Am herbstlichen Wasser
Schaut der Herr des Teiches
Über sein Reich.

Eine silberne Spur des Schreckens
Zieht dem tastenden Schritt voraus.
Sein Speer pfählt die Opfer,
Niemand widersteht dieser Macht.

Aber er weiß: es ist nichts von Dauer.
Im Wind fegt die Ahnung des Todes herbei,
Vergessene Bilder würgen den König:
Die Weiher gefroren, die Bäume entlaubt.

Der große Winter, gekürt und gekrönt,
Zerreißt die Träume der Menschen und Tiere.
 

Eve

Mitglied
Hallo Daunelt,

vor mir sehe ich den Reiher am Teich – an sich ein friedvolles Bild.

"Die Spur des Schreckens" ist sein Schatten, wenn er auf Jagd geht? Ich verstehe nicht ganz, wie der Reihe seine Opfer "pfählt" ... meinst du, er spießt seine Beute auf seinem Schnabel auf? Ich kenne mich nicht so aus, aber logisch klingt es für mich nicht, denn wie sollte er sonst den Fisch von seinem Spieß/Schnabel wieder runter bekommen? Und ich denke doch, dass so einige Fische ihm auch entkommen können ...

Wieso hat der Reiher Todesahnungen – stirbt er im kalten Winter, wenn der Teich zugefroren ist?

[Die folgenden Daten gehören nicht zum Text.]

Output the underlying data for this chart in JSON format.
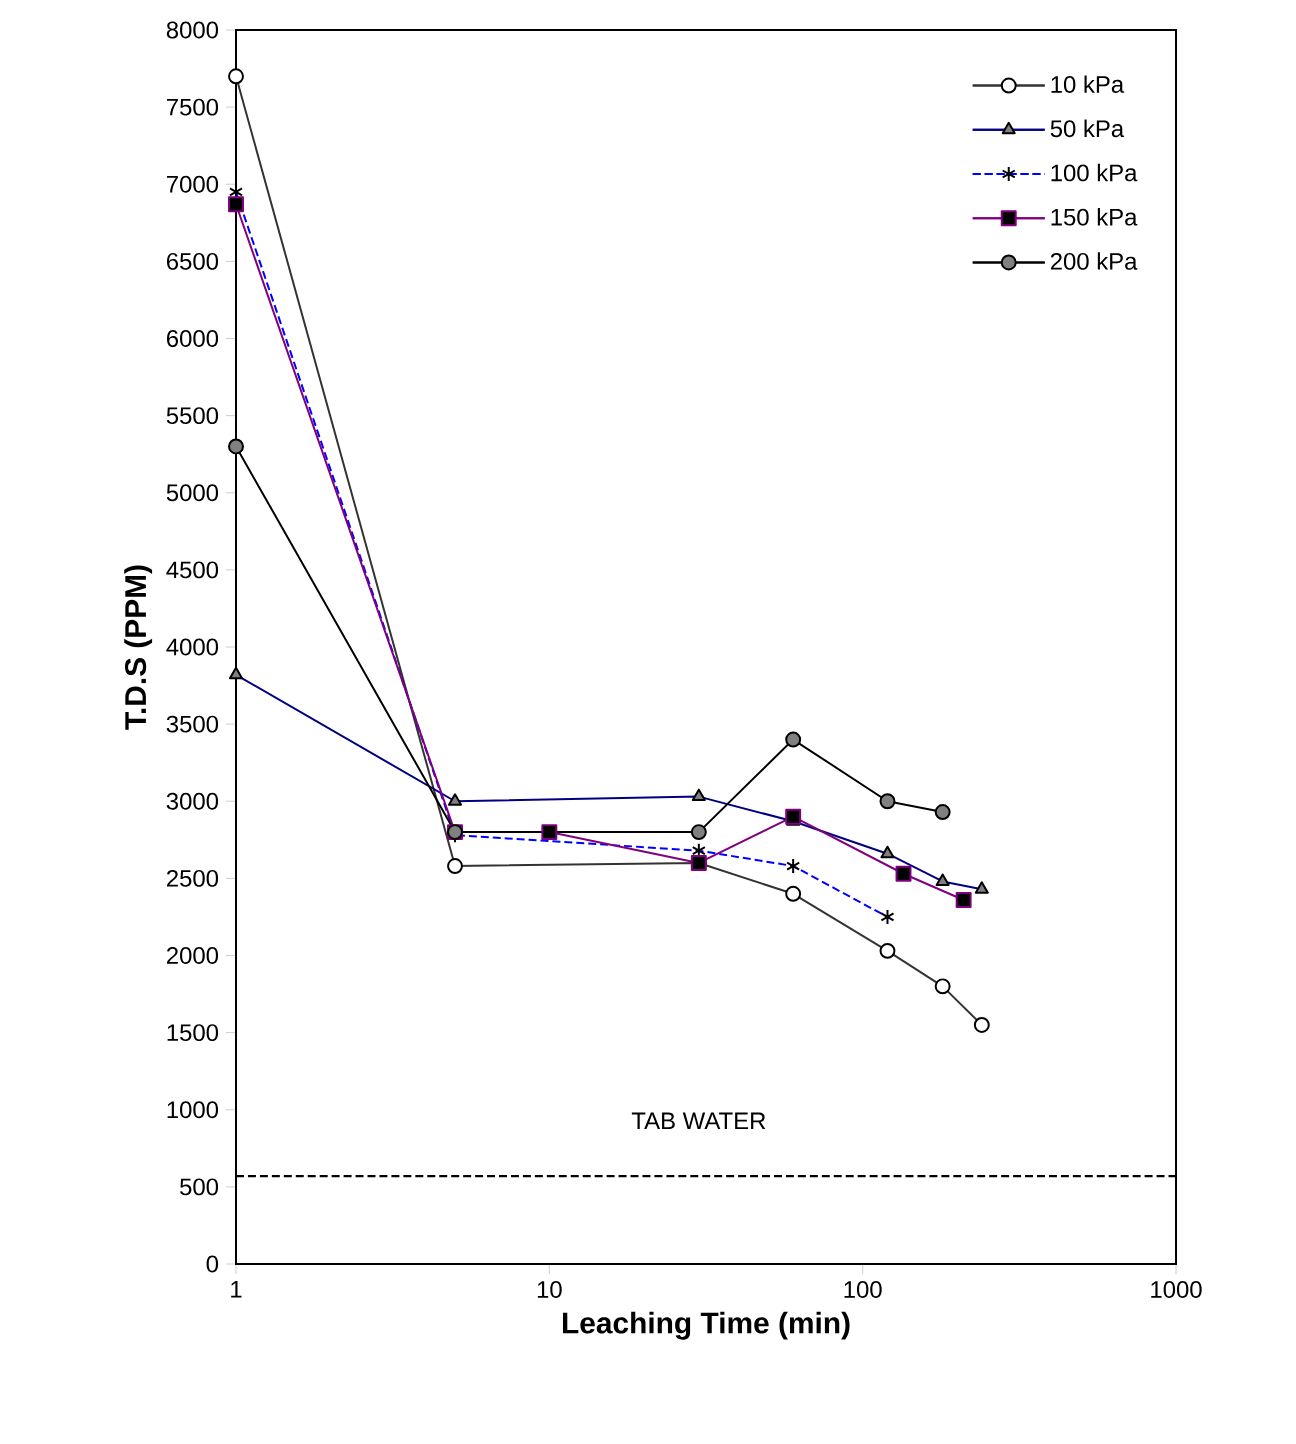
{
  "chart_data": {
    "type": "line",
    "xlabel": "Leaching Time (min)",
    "ylabel": "T.D.S (PPM)",
    "log": "x",
    "xlim": [
      1,
      1000
    ],
    "xticks": [
      1,
      10,
      100,
      1000
    ],
    "ylim": [
      0,
      8000
    ],
    "yticks": [
      0,
      500,
      1000,
      1500,
      2000,
      2500,
      3000,
      3500,
      4000,
      4500,
      5000,
      5500,
      6000,
      6500,
      7000,
      7500,
      8000
    ],
    "grid": false,
    "legend": "top right",
    "series": [
      {
        "name": "10 kPa",
        "color": "#333333",
        "marker": "circle",
        "line_style": "solid",
        "x": [
          1,
          5,
          30,
          60,
          120,
          180,
          240
        ],
        "values": [
          7700,
          2580,
          2600,
          2400,
          2030,
          1800,
          1550
        ]
      },
      {
        "name": "50 kPa",
        "color": "#000080",
        "marker": "triangle",
        "line_style": "solid",
        "x": [
          1,
          5,
          30,
          60,
          120,
          180,
          240
        ],
        "values": [
          3820,
          3000,
          3030,
          2870,
          2660,
          2480,
          2430
        ]
      },
      {
        "name": "100 kPa",
        "color": "#0000ff",
        "marker": "cross",
        "line_style": "dashed",
        "x": [
          1,
          5,
          30,
          60,
          120
        ],
        "values": [
          6950,
          2780,
          2680,
          2580,
          2250
        ]
      },
      {
        "name": "150 kPa",
        "color": "#800080",
        "marker": "square",
        "line_style": "solid",
        "x": [
          1,
          5,
          10,
          30,
          60,
          135,
          210
        ],
        "values": [
          6870,
          2800,
          2800,
          2600,
          2900,
          2530,
          2360
        ]
      },
      {
        "name": "200 kPa",
        "color": "#000000",
        "marker": "circle",
        "line_style": "solid",
        "x": [
          1,
          5,
          30,
          60,
          120,
          180
        ],
        "values": [
          5300,
          2800,
          2800,
          3400,
          3000,
          2930
        ]
      }
    ],
    "ref_lines": [
      {
        "axis": "y",
        "value": 570,
        "label": "TAB WATER",
        "color": "#000000",
        "line_style": "dashed"
      }
    ]
  }
}
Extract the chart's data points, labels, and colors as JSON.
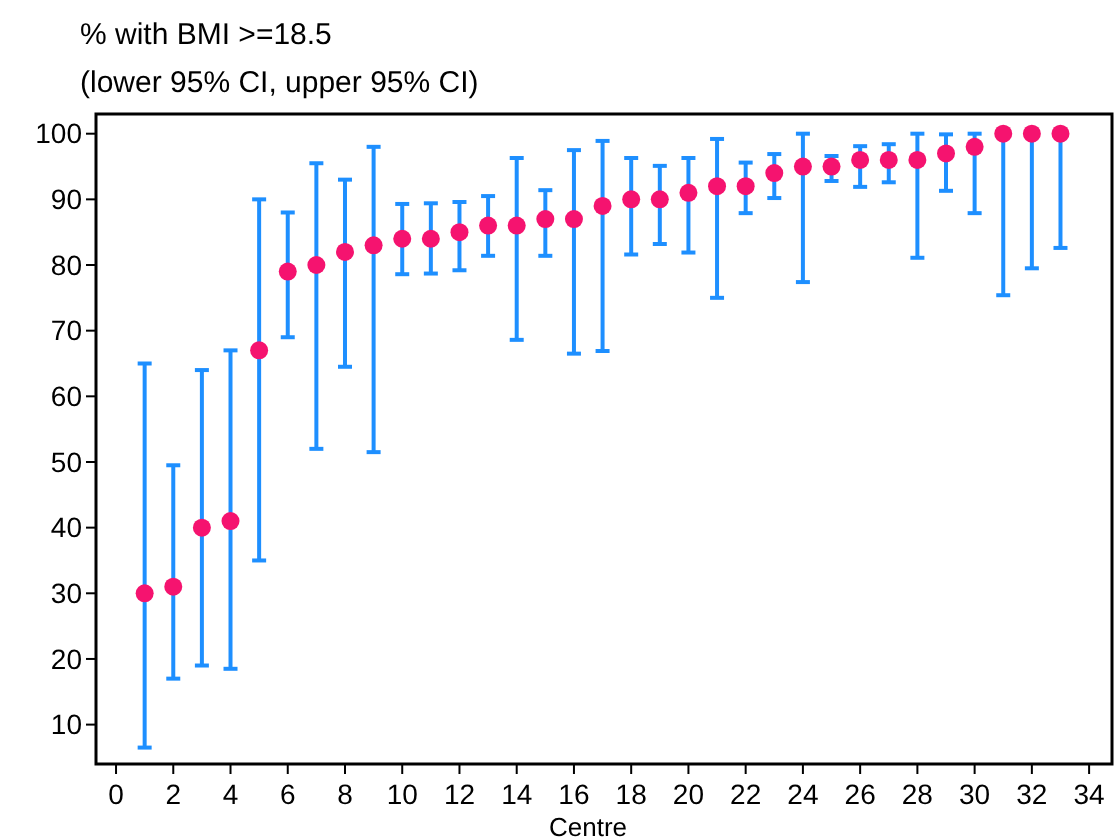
{
  "chart_data": {
    "type": "scatter",
    "title": "% with BMI >=18.5",
    "subtitle": "(lower 95% CI, upper 95% CI)",
    "xlabel": "Centre",
    "x": [
      1,
      2,
      3,
      4,
      5,
      6,
      7,
      8,
      9,
      10,
      11,
      12,
      13,
      14,
      15,
      16,
      17,
      18,
      19,
      20,
      21,
      22,
      23,
      24,
      25,
      26,
      27,
      28,
      29,
      30,
      31,
      32,
      33
    ],
    "series": [
      {
        "color": "#f5136f",
        "values": [
          30,
          31,
          40,
          41,
          67,
          79,
          80,
          82,
          83,
          84,
          84,
          85,
          86,
          86,
          87,
          87,
          89,
          90,
          90,
          91,
          92,
          92,
          94,
          95,
          95,
          96,
          96,
          96,
          97,
          98,
          100,
          100,
          100
        ],
        "errors": [
          [
            6.5,
            65
          ],
          [
            17,
            49.5
          ],
          [
            19,
            64
          ],
          [
            18.5,
            67
          ],
          [
            35,
            90
          ],
          [
            69,
            88
          ],
          [
            52,
            95.5
          ],
          [
            64.5,
            93
          ],
          [
            51.5,
            98
          ],
          [
            78.6,
            89.3
          ],
          [
            78.7,
            89.4
          ],
          [
            79.2,
            89.6
          ],
          [
            81.4,
            90.5
          ],
          [
            68.6,
            96.3
          ],
          [
            81.4,
            91.4
          ],
          [
            66.5,
            97.5
          ],
          [
            66.9,
            98.9
          ],
          [
            81.6,
            96.3
          ],
          [
            83.2,
            95.1
          ],
          [
            81.9,
            96.3
          ],
          [
            75,
            99.2
          ],
          [
            87.9,
            95.6
          ],
          [
            90.2,
            96.9
          ],
          [
            77.4,
            100
          ],
          [
            92.8,
            96.6
          ],
          [
            91.9,
            98.1
          ],
          [
            92.6,
            98.4
          ],
          [
            81.1,
            100
          ],
          [
            91.3,
            99.9
          ],
          [
            87.9,
            100
          ],
          [
            75.4,
            100
          ],
          [
            79.5,
            100
          ],
          [
            82.6,
            100
          ]
        ]
      }
    ],
    "xlim": [
      -0.7,
      34.8
    ],
    "ylim": [
      4,
      103
    ],
    "xticks": [
      0,
      2,
      4,
      6,
      8,
      10,
      12,
      14,
      16,
      18,
      20,
      22,
      24,
      26,
      28,
      30,
      32,
      34
    ],
    "yticks": [
      10,
      20,
      30,
      40,
      50,
      60,
      70,
      80,
      90,
      100
    ],
    "grid": false,
    "marker": "circle"
  }
}
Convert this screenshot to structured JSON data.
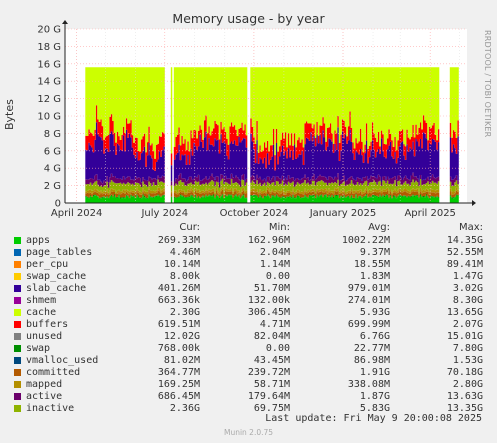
{
  "chart_data": {
    "type": "area",
    "title": "Memory usage - by year",
    "ylabel": "Bytes",
    "y_ticks": [
      "0",
      "2 G",
      "4 G",
      "6 G",
      "8 G",
      "10 G",
      "12 G",
      "14 G",
      "16 G",
      "18 G",
      "20 G"
    ],
    "y_tick_values_gb": [
      0,
      2,
      4,
      6,
      8,
      10,
      12,
      14,
      16,
      18,
      20
    ],
    "ylim_gb": [
      0,
      20
    ],
    "x_ticks": [
      "April 2024",
      "July 2024",
      "October 2024",
      "January 2025",
      "April 2025"
    ],
    "x_range": [
      "2024-03-20",
      "2025-05-09"
    ],
    "grid": true,
    "side_text": "RRDTOOL / TOBI OETIKER",
    "legend_headers": [
      "Cur:",
      "Min:",
      "Avg:",
      "Max:"
    ],
    "series": [
      {
        "name": "apps",
        "color": "#00cc00",
        "cur": "269.33M",
        "min": "162.96M",
        "avg": "1002.22M",
        "max": "14.35G"
      },
      {
        "name": "page_tables",
        "color": "#0066b3",
        "cur": "4.46M",
        "min": "2.04M",
        "avg": "9.37M",
        "max": "52.55M"
      },
      {
        "name": "per_cpu",
        "color": "#ff8000",
        "cur": "10.14M",
        "min": "1.14M",
        "avg": "18.55M",
        "max": "89.41M"
      },
      {
        "name": "swap_cache",
        "color": "#ffcc00",
        "cur": "8.00k",
        "min": "0.00",
        "avg": "1.83M",
        "max": "1.47G"
      },
      {
        "name": "slab_cache",
        "color": "#330099",
        "cur": "401.26M",
        "min": "51.70M",
        "avg": "979.01M",
        "max": "3.02G"
      },
      {
        "name": "shmem",
        "color": "#990099",
        "cur": "663.36k",
        "min": "132.00k",
        "avg": "274.01M",
        "max": "8.30G"
      },
      {
        "name": "cache",
        "color": "#ccff00",
        "cur": "2.30G",
        "min": "306.45M",
        "avg": "5.93G",
        "max": "13.65G"
      },
      {
        "name": "buffers",
        "color": "#ff0000",
        "cur": "619.51M",
        "min": "4.71M",
        "avg": "699.99M",
        "max": "2.07G"
      },
      {
        "name": "unused",
        "color": "#808080",
        "cur": "12.02G",
        "min": "82.04M",
        "avg": "6.76G",
        "max": "15.01G"
      },
      {
        "name": "swap",
        "color": "#008f00",
        "cur": "768.00k",
        "min": "0.00",
        "avg": "22.77M",
        "max": "7.80G"
      },
      {
        "name": "vmalloc_used",
        "color": "#00487d",
        "cur": "81.02M",
        "min": "43.45M",
        "avg": "86.98M",
        "max": "1.53G"
      },
      {
        "name": "committed",
        "color": "#b35a00",
        "cur": "364.77M",
        "min": "239.72M",
        "avg": "1.91G",
        "max": "70.18G"
      },
      {
        "name": "mapped",
        "color": "#b38f00",
        "cur": "169.25M",
        "min": "58.71M",
        "avg": "338.08M",
        "max": "2.80G"
      },
      {
        "name": "active",
        "color": "#6b006b",
        "cur": "686.45M",
        "min": "179.64M",
        "avg": "1.87G",
        "max": "13.63G"
      },
      {
        "name": "inactive",
        "color": "#8fb300",
        "cur": "2.36G",
        "min": "69.75M",
        "avg": "5.83G",
        "max": "13.35G"
      }
    ],
    "last_update": "Last update: Fri May  9 20:00:08 2025",
    "footer": "Munin 2.0.75"
  }
}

Viel eher ist er doch auch ein Zugvogel, der den Teich gar nicht im Winter zu sehen bekommt.

Ich finde, das Winterbild passt nicht so ganz zum Reiher – und für mich ist auch nicht klar, warum in diesem Zusammenhang die Träume von Mensch und Tier
"zerreißen" sollen.

Du hast viele einzelne Szenen, die auch ganz anschaulich rüberkommen – aber für mich sind sie in ihrer Gesamtheit passen sie nicht zusammen.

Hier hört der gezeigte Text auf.